In one of the trials the hot metal impurities, expressed as percentage by weight, were as follows: S between 0.021 and 0.027, Si between 0.46 and 0.20, and P between 0.075 and 0.065. The following tables indicate the average reductions in impurities attained with different quantities of addition agents.
TABLE 1
______________________________________
Amount of sulphur reduction agent
(kg/t HM)
4.5 5.5 10
______________________________________
ΔS
0.017 0.020 0.023
______________________________________
TABLE 2
______________________________________
Amount of silicon reduction agent
(kg/t HM)
14 24 44
______________________________________
ΔSi
0.11 0.14 0.18
______________________________________
TABLE 3
______________________________________
Amount of phosphorus reduction agent
(kg/t HM)
35 45 55 65
______________________________________
ΔP
0.028 0.033 0.045 0.053
______________________________________
In detail, hot metal containing the following impurities, expressed as percentage by weight--S, 0.027, Si, 0.23 and P, 0.068--was treated with 5 kg sulphur reduction agent, 24 kg silicon reduction agent and 55 kg phosphorus reduction agent per ton of hot metal. The final contents were S, 0.008, Si, 0.05 and P, 0.026, again expressed as percentage by weight.
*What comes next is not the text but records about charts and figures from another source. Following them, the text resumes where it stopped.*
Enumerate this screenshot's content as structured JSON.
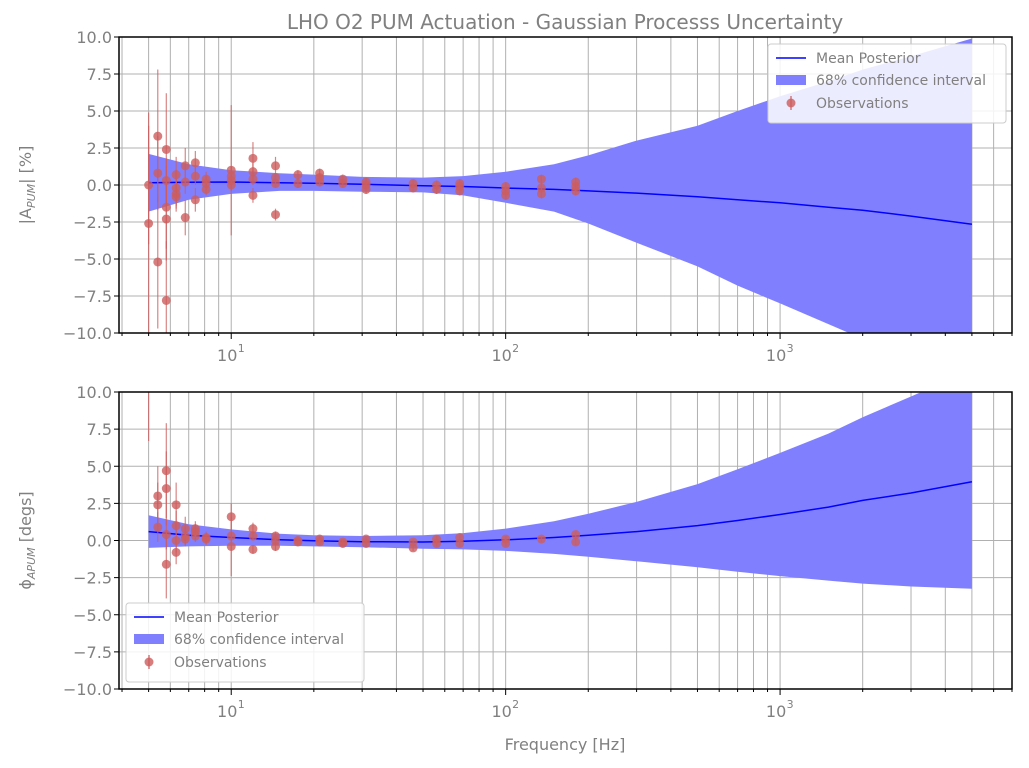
{
  "title": "LHO O2 PUM Actuation - Gaussian Processs Uncertainty",
  "xlabel": "Frequency [Hz]",
  "colors": {
    "mean": "#0000ff",
    "band": "#8080ff",
    "observations": "#cd5c5c",
    "grid": "#b0b0b0",
    "text": "#808080",
    "frame": "#000000"
  },
  "legend_labels": {
    "mean": "Mean Posterior",
    "band": "68% confidence interval",
    "obs": "Observations"
  },
  "chart_data": [
    {
      "type": "scatter",
      "panel": "top",
      "ylabel_main": "|A",
      "ylabel_sub": "PUM",
      "ylabel_tail": "| [%]",
      "xscale": "log",
      "xlim": [
        3.9,
        7000
      ],
      "ylim": [
        -10,
        10
      ],
      "xtick_base": "10",
      "xticks_exp": [
        "1",
        "2",
        "3"
      ],
      "yticks": [
        "10.0",
        "7.5",
        "5.0",
        "2.5",
        "0.0",
        "−2.5",
        "−5.0",
        "−7.5",
        "−10.0"
      ],
      "grid": true,
      "legend_position": "upper right",
      "mean_posterior": {
        "x": [
          5,
          7,
          10,
          15,
          20,
          30,
          50,
          70,
          100,
          150,
          200,
          300,
          500,
          700,
          1000,
          1500,
          2000,
          3000,
          5000
        ],
        "y": [
          0.15,
          0.18,
          0.2,
          0.15,
          0.12,
          0.05,
          -0.05,
          -0.1,
          -0.2,
          -0.3,
          -0.4,
          -0.55,
          -0.8,
          -1.0,
          -1.2,
          -1.5,
          -1.7,
          -2.1,
          -2.65
        ]
      },
      "confidence_band": {
        "x": [
          5,
          7,
          10,
          15,
          20,
          30,
          50,
          70,
          100,
          150,
          200,
          300,
          500,
          700,
          1000,
          1500,
          2000,
          3000,
          5000
        ],
        "upper": [
          2.1,
          1.4,
          1.0,
          0.8,
          0.7,
          0.55,
          0.5,
          0.6,
          0.9,
          1.4,
          2.0,
          3.0,
          4.0,
          5.0,
          6.0,
          7.0,
          7.8,
          8.7,
          9.9
        ],
        "lower": [
          -1.8,
          -1.0,
          -0.6,
          -0.4,
          -0.4,
          -0.45,
          -0.5,
          -0.7,
          -1.2,
          -1.8,
          -2.6,
          -3.9,
          -5.5,
          -6.8,
          -8.0,
          -9.4,
          -10.4,
          -11.5,
          -13.0
        ]
      },
      "observations": {
        "x": [
          5.0,
          5.0,
          5.4,
          5.4,
          5.4,
          5.8,
          5.8,
          5.8,
          5.8,
          5.8,
          6.3,
          6.3,
          6.3,
          6.3,
          6.8,
          6.8,
          6.8,
          7.4,
          7.4,
          7.4,
          8.1,
          8.1,
          8.1,
          10,
          10,
          10,
          10,
          12,
          12,
          12,
          12,
          14.5,
          14.5,
          14.5,
          14.5,
          17.5,
          17.5,
          21,
          21,
          21,
          25.5,
          25.5,
          31,
          31,
          31,
          46,
          46,
          56,
          56,
          68,
          68,
          68,
          100,
          100,
          100,
          135,
          135,
          135,
          180,
          180,
          180
        ],
        "y": [
          -2.6,
          0.0,
          3.3,
          0.8,
          -5.2,
          2.4,
          -1.5,
          -2.3,
          -7.8,
          0.3,
          0.7,
          -0.2,
          -0.6,
          -0.8,
          1.3,
          -2.2,
          0.2,
          1.5,
          -1.0,
          0.6,
          0.4,
          0.1,
          -0.3,
          1.0,
          0.6,
          0.3,
          0.0,
          1.8,
          0.9,
          0.4,
          -0.7,
          1.3,
          0.5,
          0.1,
          -2.0,
          0.7,
          0.1,
          0.8,
          0.5,
          0.2,
          0.4,
          0.1,
          0.2,
          0.0,
          -0.3,
          0.1,
          -0.2,
          0.0,
          -0.3,
          0.1,
          -0.1,
          -0.4,
          -0.1,
          -0.4,
          -0.7,
          0.4,
          -0.2,
          -0.6,
          0.2,
          -0.1,
          -0.4
        ],
        "err": [
          7.5,
          4.0,
          4.5,
          2.5,
          4.5,
          3.8,
          2.8,
          2.8,
          4.0,
          1.5,
          1.2,
          1.2,
          1.0,
          1.0,
          1.2,
          1.2,
          0.8,
          0.8,
          0.8,
          0.6,
          0.5,
          0.5,
          0.4,
          4.4,
          0.6,
          0.5,
          0.4,
          1.1,
          0.6,
          0.4,
          0.5,
          0.6,
          0.3,
          0.3,
          0.4,
          0.3,
          0.3,
          0.3,
          0.3,
          0.3,
          0.3,
          0.3,
          0.3,
          0.3,
          0.3,
          0.3,
          0.3,
          0.3,
          0.3,
          0.3,
          0.3,
          0.3,
          0.3,
          0.3,
          0.3,
          0.3,
          0.3,
          0.3,
          0.3,
          0.3,
          0.3
        ]
      }
    },
    {
      "type": "scatter",
      "panel": "bottom",
      "ylabel_main": "ϕ",
      "ylabel_sub": "APUM",
      "ylabel_tail": " [degs]",
      "xscale": "log",
      "xlim": [
        3.9,
        7000
      ],
      "ylim": [
        -10,
        10
      ],
      "xtick_base": "10",
      "xticks_exp": [
        "1",
        "2",
        "3"
      ],
      "yticks": [
        "10.0",
        "7.5",
        "5.0",
        "2.5",
        "0.0",
        "−2.5",
        "−5.0",
        "−7.5",
        "−10.0"
      ],
      "grid": true,
      "legend_position": "lower left",
      "mean_posterior": {
        "x": [
          5,
          7,
          10,
          15,
          20,
          30,
          50,
          70,
          100,
          150,
          200,
          300,
          500,
          700,
          1000,
          1500,
          2000,
          3000,
          5000
        ],
        "y": [
          0.6,
          0.35,
          0.2,
          0.05,
          -0.02,
          -0.08,
          -0.1,
          -0.05,
          0.05,
          0.2,
          0.35,
          0.6,
          1.0,
          1.35,
          1.75,
          2.25,
          2.7,
          3.2,
          3.95
        ]
      },
      "confidence_band": {
        "x": [
          5,
          7,
          10,
          15,
          20,
          30,
          50,
          70,
          100,
          150,
          200,
          300,
          500,
          700,
          1000,
          1500,
          2000,
          3000,
          5000
        ],
        "upper": [
          1.7,
          1.1,
          0.75,
          0.45,
          0.35,
          0.3,
          0.35,
          0.5,
          0.8,
          1.3,
          1.8,
          2.6,
          3.8,
          4.8,
          5.9,
          7.2,
          8.3,
          9.7,
          11.5
        ],
        "lower": [
          -0.5,
          -0.4,
          -0.35,
          -0.35,
          -0.4,
          -0.45,
          -0.55,
          -0.6,
          -0.7,
          -0.9,
          -1.1,
          -1.4,
          -1.8,
          -2.1,
          -2.4,
          -2.7,
          -2.9,
          -3.1,
          -3.25
        ]
      },
      "observations": {
        "x": [
          5.0,
          5.4,
          5.4,
          5.4,
          5.8,
          5.8,
          5.8,
          5.8,
          6.3,
          6.3,
          6.3,
          6.3,
          6.8,
          6.8,
          6.8,
          7.4,
          7.4,
          7.4,
          8.1,
          8.1,
          10,
          10,
          10,
          12,
          12,
          12,
          14.5,
          14.5,
          14.5,
          17.5,
          17.5,
          21,
          21,
          25.5,
          25.5,
          31,
          31,
          46,
          46,
          56,
          56,
          68,
          68,
          100,
          100,
          135,
          180,
          180
        ],
        "y": [
          10.5,
          3.0,
          2.4,
          0.9,
          4.7,
          3.5,
          -1.6,
          0.4,
          2.4,
          1.0,
          0.0,
          -0.8,
          0.8,
          0.3,
          0.1,
          0.8,
          0.6,
          0.3,
          0.2,
          0.1,
          1.6,
          0.3,
          -0.4,
          0.8,
          0.3,
          -0.6,
          0.3,
          0.0,
          -0.4,
          0.0,
          -0.1,
          0.1,
          -0.1,
          -0.1,
          -0.2,
          0.1,
          -0.2,
          -0.1,
          -0.5,
          0.1,
          -0.2,
          0.2,
          -0.2,
          0.1,
          -0.2,
          0.1,
          0.4,
          -0.1
        ],
        "err": [
          3.8,
          2.0,
          1.5,
          1.0,
          3.2,
          2.5,
          2.3,
          1.0,
          1.5,
          1.0,
          0.8,
          0.8,
          0.8,
          0.6,
          0.5,
          0.5,
          0.5,
          0.4,
          0.4,
          0.4,
          0.9,
          0.4,
          2.0,
          0.4,
          0.3,
          0.3,
          0.3,
          0.3,
          0.3,
          0.2,
          0.2,
          0.2,
          0.2,
          0.2,
          0.2,
          0.2,
          0.2,
          0.2,
          0.2,
          0.2,
          0.2,
          0.2,
          0.2,
          0.2,
          0.2,
          0.2,
          0.2,
          0.2
        ]
      }
    }
  ]
}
At the entrance to the steel shop the phosphorus content of the hot metal had further decreased to 0.023%. The yield of the addition agents, expressed as (initial percentage of element-final percentage of element) (kg agent/t hot metal) ranged between 2×10-3 and 5×10-3 for sulphur, between 1×10-2 and 5×10-3 for silicon and between 1×10-3 and 8×10-4 for phosphorus.
It is evident that the method and materials used are extremely simple and efficient, with costs much lower than before. In particular, the materials employed, which are of course known for such uses, are very economical and readily available in a steel-works; for instance, the iron oxides can consist of mill scale, red converter fumes or similar waste or salvaged materials.